Na foto de José Cruz/Abr, a presidente do Chile, Michele Bachelet, cujo pai foi torturado pela ditadura Pinochet.

Por André Pelliccione

Governo que comandou o Chile com mão de ferro durante 17 anos, a ditadura militar liderada pelo general Augusto Pinochet foi uma das mais violentas e brutais da América Latina no século XX. Durante seu governo, mais de 3 mil pessoas foram assassinadas sob tortura pelos órgãos de repressão e o exército chileno. A ditadura chilena também torturou e matou milhares de outros militantes, dentro e fora do país. Militar, o pai da atual presidente do Chile, Michele Bachelet (foto), também foi uma das vítimas da ditadura.
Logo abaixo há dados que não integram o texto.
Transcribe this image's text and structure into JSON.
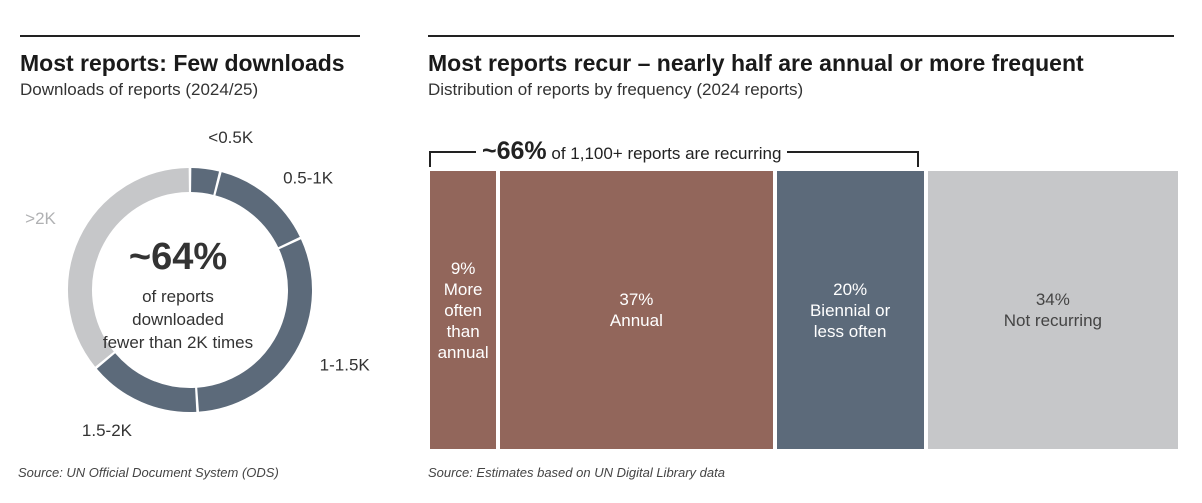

No exterior, o regime contou com a colaboração das ditaduras da Argentina, do Uruguai e do Brasil, montando a famigerada ‘Operação Condor’, destinada a perseguir militantes de esquerda em outros países. Augusto Pinochet chegou ao poder através de um golpe militar contra o governo do presidente constitucional Salvador Allende, no dia 11 de setembro de 1973, quando o Palácio de La Moneda (‘a Moeda’, em Português) foi cercado por tropas do exército e bombardeado pela Força Aérea. As primeiras agressões à democracia naquele fatídico 11/09 começaram nas primeiras horas da manhã, por iniciativa da Armada (Marinha) Chilena, comandada por um dos principais conspiradores, o almirante Toríbio Merino. Sitiado em La Moneda pelas tropas golpistas, o presidente Allende , após horas de heróica e brava resistência ao lado de um fiel grupo de seguidores, cumpriu sua promessa de ‘governar até o fim’ e ‘não renunciar ao mandato que o povo lhe dera’. Suicidou-se na tarde do dia 11, sem entregar-se aos fascistas que o combatiam.
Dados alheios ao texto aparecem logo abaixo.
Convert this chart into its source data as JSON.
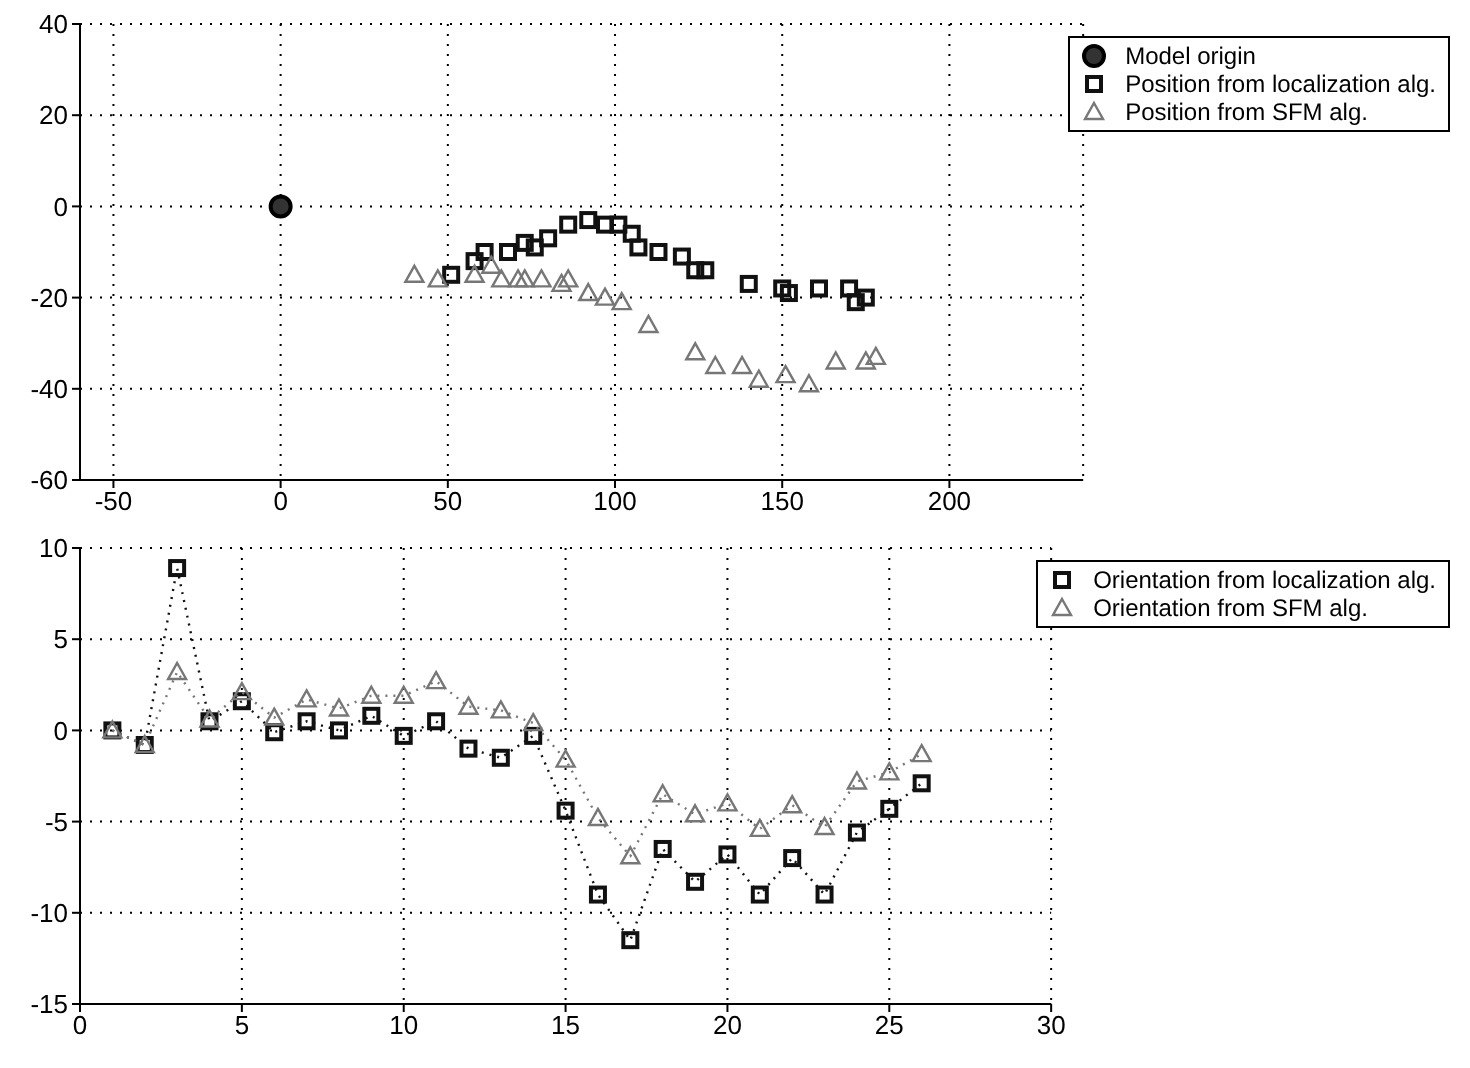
{
  "chart_data": [
    {
      "type": "scatter",
      "xlim": [
        -60,
        240
      ],
      "xticks": [
        -50,
        0,
        50,
        100,
        150,
        200
      ],
      "ylim": [
        -60,
        40
      ],
      "yticks": [
        -60,
        -40,
        -20,
        0,
        20,
        40
      ],
      "grid": true,
      "legend": "top right",
      "series": [
        {
          "name": "Model origin",
          "color": "#000000",
          "marker": "circle",
          "x": [
            0
          ],
          "values": [
            0
          ]
        },
        {
          "name": "Position from localization alg.",
          "color": "#111111",
          "marker": "square",
          "x": [
            51,
            58,
            61,
            68,
            73,
            76,
            80,
            86,
            92,
            97,
            101,
            105,
            107,
            113,
            120,
            124,
            127,
            140,
            150,
            152,
            161,
            170,
            172,
            175
          ],
          "values": [
            -15,
            -12,
            -10,
            -10,
            -8,
            -9,
            -7,
            -4,
            -3,
            -4,
            -4,
            -6,
            -9,
            -10,
            -11,
            -14,
            -14,
            -17,
            -18,
            -19,
            -18,
            -18,
            -21,
            -20
          ]
        },
        {
          "name": "Position from SFM alg.",
          "color": "#777777",
          "marker": "triangle",
          "x": [
            40,
            47,
            58,
            63,
            66,
            71,
            73,
            78,
            84,
            86,
            92,
            97,
            102,
            110,
            124,
            130,
            138,
            143,
            151,
            158,
            166,
            175,
            178
          ],
          "values": [
            -15,
            -16,
            -15,
            -13,
            -16,
            -16,
            -16,
            -16,
            -17,
            -16,
            -19,
            -20,
            -21,
            -26,
            -32,
            -35,
            -35,
            -38,
            -37,
            -39,
            -34,
            -34,
            -33
          ]
        }
      ]
    },
    {
      "type": "line",
      "xlim": [
        0,
        30
      ],
      "xticks": [
        0,
        5,
        10,
        15,
        20,
        25,
        30
      ],
      "ylim": [
        -15,
        10
      ],
      "yticks": [
        -15,
        -10,
        -5,
        0,
        5,
        10
      ],
      "grid": true,
      "legend": "top right",
      "line_style": "dotted",
      "x": [
        1,
        2,
        3,
        4,
        5,
        6,
        7,
        8,
        9,
        10,
        11,
        12,
        13,
        14,
        15,
        16,
        17,
        18,
        19,
        20,
        21,
        22,
        23,
        24,
        25,
        26
      ],
      "series": [
        {
          "name": "Orientation from localization alg.",
          "color": "#111111",
          "marker": "square",
          "values": [
            0,
            -0.8,
            8.9,
            0.5,
            1.6,
            -0.1,
            0.5,
            0,
            0.8,
            -0.3,
            0.5,
            -1,
            -1.5,
            -0.3,
            -4.4,
            -9,
            -11.5,
            -6.5,
            -8.3,
            -6.8,
            -9,
            -7,
            -9,
            -5.6,
            -4.3,
            -2.9
          ]
        },
        {
          "name": "Orientation from SFM alg.",
          "color": "#777777",
          "marker": "triangle",
          "values": [
            0,
            -0.8,
            3.2,
            0.6,
            2.1,
            0.7,
            1.7,
            1.2,
            1.9,
            1.9,
            2.7,
            1.3,
            1.1,
            0.4,
            -1.6,
            -4.8,
            -6.9,
            -3.5,
            -4.6,
            -4,
            -5.4,
            -4.1,
            -5.3,
            -2.8,
            -2.3,
            -1.3
          ]
        }
      ]
    }
  ]
}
Torturas e prisões em massa

Milhares de pessoas foram presas e torturadas logo nas primeiras horas após o golpe. Transformado em centro de torturas e execuções, o Estádio Nacional do Chile foi palco da destruição, física e psicológica, do cantor e compositor comunista Victor Jara, entre vários outros militantes que tiveram suas vidas burtalmente ceifadas pela ditadura. O golpe de 11 de setembro de 1973 foi apoiado tacitamente pelos governos dos Estados Unidos e da Inglaterra, países imperialistas que, na época, tiveram contrariados poderosos interesses de suas corporações transnacionais.
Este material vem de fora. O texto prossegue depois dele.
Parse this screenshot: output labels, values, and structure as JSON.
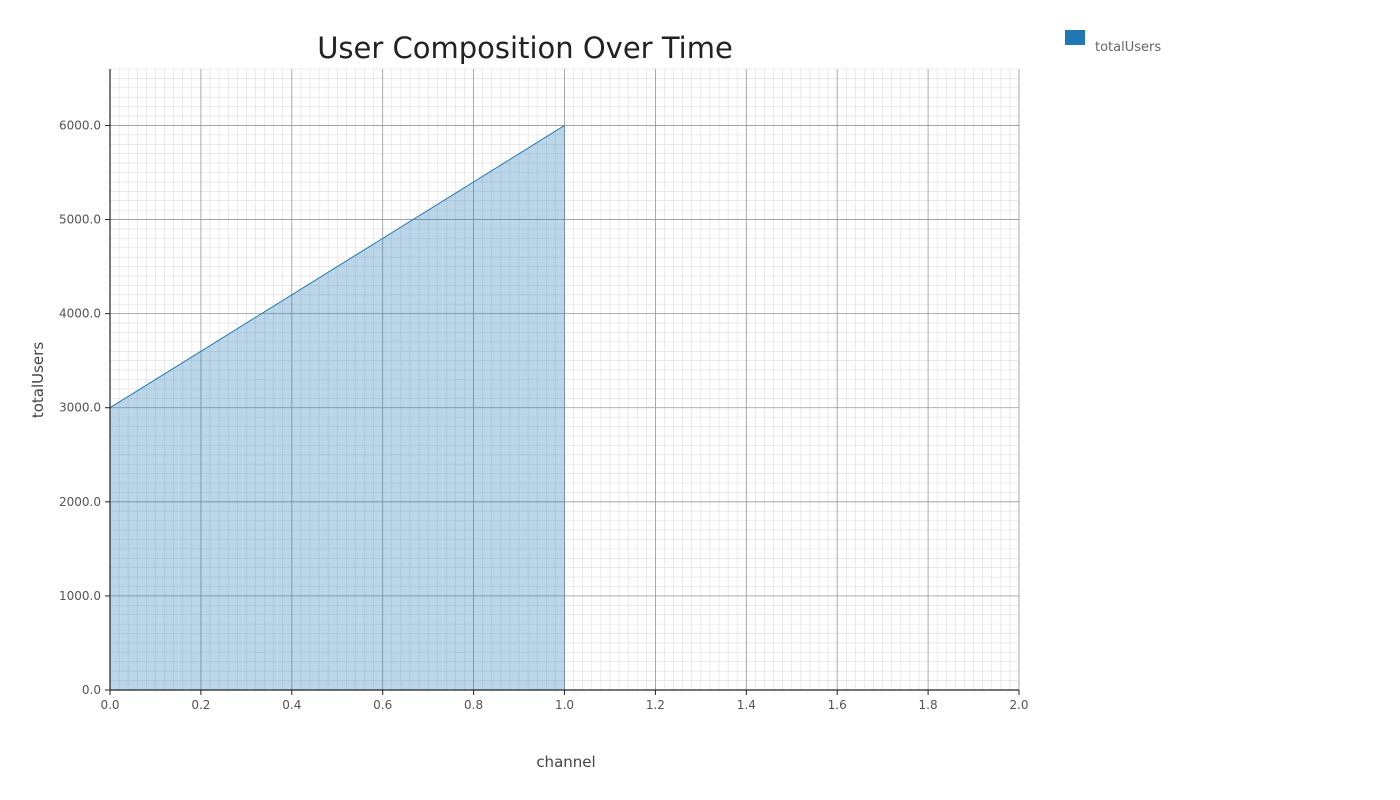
{
  "chart_data": {
    "type": "area",
    "title": "User Composition Over Time",
    "xlabel": "channel",
    "ylabel": "totalUsers",
    "xlim": [
      0,
      2
    ],
    "ylim": [
      0,
      6600
    ],
    "x_ticks": [
      0,
      0.2,
      0.4,
      0.6,
      0.8,
      1.0,
      1.2,
      1.4,
      1.6,
      1.8,
      2.0
    ],
    "x_tick_labels": [
      "0.0",
      "0.2",
      "0.4",
      "0.6",
      "0.8",
      "1.0",
      "1.2",
      "1.4",
      "1.6",
      "1.8",
      "2.0"
    ],
    "y_ticks": [
      0,
      1000,
      2000,
      3000,
      4000,
      5000,
      6000
    ],
    "y_tick_labels": [
      "0.0",
      "1000.0",
      "2000.0",
      "3000.0",
      "4000.0",
      "5000.0",
      "6000.0"
    ],
    "grid": true,
    "legend_position": "top-right",
    "series": [
      {
        "name": "totalUsers",
        "color": "#1f77b4",
        "x": [
          0,
          1
        ],
        "y": [
          3000,
          6000
        ]
      }
    ]
  }
}
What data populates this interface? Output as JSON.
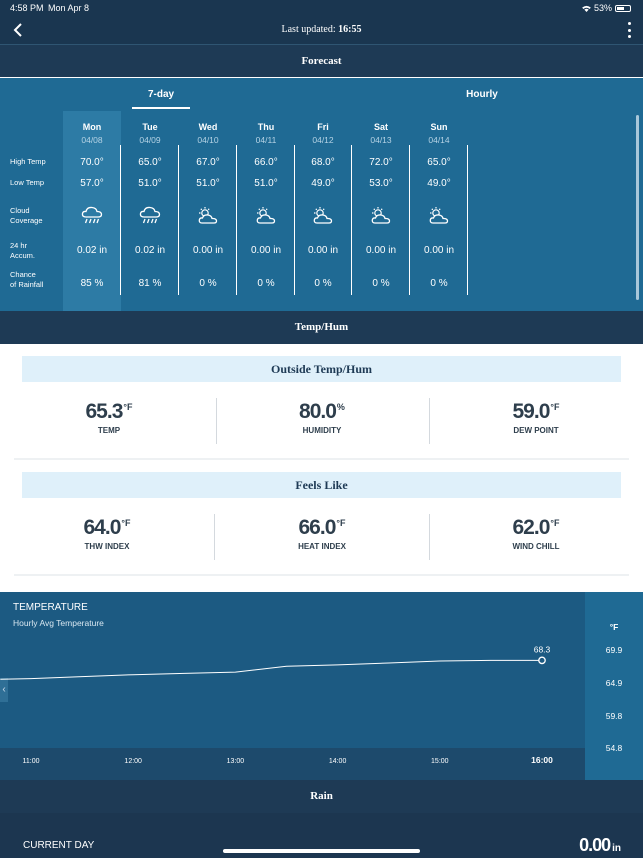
{
  "status_bar": {
    "time": "4:58 PM",
    "date": "Mon Apr 8",
    "battery": "53%"
  },
  "header": {
    "updated_label": "Last updated:",
    "updated_time": "16:55"
  },
  "forecast_title": "Forecast",
  "tabs": [
    {
      "label": "7-day",
      "active": true
    },
    {
      "label": "Hourly",
      "active": false
    }
  ],
  "row_labels": {
    "high": "High Temp",
    "low": "Low Temp",
    "cloud_l1": "Cloud",
    "cloud_l2": "Coverage",
    "accum_l1": "24 hr",
    "accum_l2": "Accum.",
    "rain_l1": "Chance",
    "rain_l2": "of Rainfall"
  },
  "days": [
    {
      "name": "Mon",
      "date": "04/08",
      "high": "70.0°",
      "low": "57.0°",
      "icon": "rain-cloud-icon",
      "accum": "0.02 in",
      "chance": "85 %"
    },
    {
      "name": "Tue",
      "date": "04/09",
      "high": "65.0°",
      "low": "51.0°",
      "icon": "rain-cloud-icon",
      "accum": "0.02 in",
      "chance": "81 %"
    },
    {
      "name": "Wed",
      "date": "04/10",
      "high": "67.0°",
      "low": "51.0°",
      "icon": "partly-cloudy-icon",
      "accum": "0.00 in",
      "chance": "0 %"
    },
    {
      "name": "Thu",
      "date": "04/11",
      "high": "66.0°",
      "low": "51.0°",
      "icon": "partly-cloudy-icon",
      "accum": "0.00 in",
      "chance": "0 %"
    },
    {
      "name": "Fri",
      "date": "04/12",
      "high": "68.0°",
      "low": "49.0°",
      "icon": "partly-cloudy-icon",
      "accum": "0.00 in",
      "chance": "0 %"
    },
    {
      "name": "Sat",
      "date": "04/13",
      "high": "72.0°",
      "low": "53.0°",
      "icon": "partly-cloudy-icon",
      "accum": "0.00 in",
      "chance": "0 %"
    },
    {
      "name": "Sun",
      "date": "04/14",
      "high": "65.0°",
      "low": "49.0°",
      "icon": "partly-cloudy-icon",
      "accum": "0.00 in",
      "chance": "0 %"
    }
  ],
  "temphum_title": "Temp/Hum",
  "outside": {
    "title": "Outside Temp/Hum",
    "temp": {
      "value": "65.3",
      "unit": "°F",
      "label": "TEMP"
    },
    "humidity": {
      "value": "80.0",
      "unit": "%",
      "label": "HUMIDITY"
    },
    "dew": {
      "value": "59.0",
      "unit": "°F",
      "label": "DEW POINT"
    }
  },
  "feels": {
    "title": "Feels Like",
    "thw": {
      "value": "64.0",
      "unit": "°F",
      "label": "THW INDEX"
    },
    "heat": {
      "value": "66.0",
      "unit": "°F",
      "label": "HEAT INDEX"
    },
    "chill": {
      "value": "62.0",
      "unit": "°F",
      "label": "WIND CHILL"
    }
  },
  "chart_data": {
    "type": "line",
    "title": "TEMPERATURE",
    "subtitle": "Hourly Avg Temperature",
    "y_unit": "°F",
    "y_ticks": [
      "69.9",
      "64.9",
      "59.8",
      "54.8"
    ],
    "ylim": [
      54.8,
      69.9
    ],
    "x_ticks": [
      "11:00",
      "12:00",
      "13:00",
      "14:00",
      "15:00",
      "16:00"
    ],
    "x": [
      10.7,
      11,
      11.5,
      12,
      12.5,
      13,
      13.5,
      14,
      14.5,
      15,
      15.5,
      16
    ],
    "values": [
      65.4,
      65.5,
      65.8,
      66.1,
      66.3,
      66.5,
      67.4,
      67.6,
      67.9,
      68.2,
      68.3,
      68.3
    ],
    "last_label": "68.3",
    "grid": false
  },
  "rain": {
    "title": "Rain",
    "current_label": "CURRENT DAY",
    "value": "0.00",
    "unit": "in"
  },
  "colors": {
    "dark": "#1a3650",
    "tab_blue": "#1f6a94",
    "chart_bg": "#1c5a82",
    "card_title_bg": "#dff0fa"
  }
}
Contrariando interesses do imperialismo

Entre outras medidas que contrariaram abertamente os interesses imperialistas no Chile e na América Latina, as políticas econômica e social praticadas pelo governo Allende (1970-1973) nacionalizaram as minas de cobre, promoveram a reforma agrária e estimularam, em Santiago e outras importantes cidades do país, como Valparaíso, a formação dos chamados ‘cordões industriais’: organismos controlados diretamente por operários, camponeses e militantes com a finalidade de ‘integrar’ e ‘garantir’ a produção e distribuição de alimentos e produtos básicos numa determinada área geográfica. Nas cidades atuavam ainda os Comandos Comunitários, com funções semelhantes. Além dos cordões industriais, o processo chileno baseava-se na formação das comunidades agrícolas, responsáveis pela discussão, junto aos camponeses, da necessidade de uma reforma agrária controlada pelos trabalhadores, com a produção voltada para as necessidades sociais e econômicas do país, e não para especulação.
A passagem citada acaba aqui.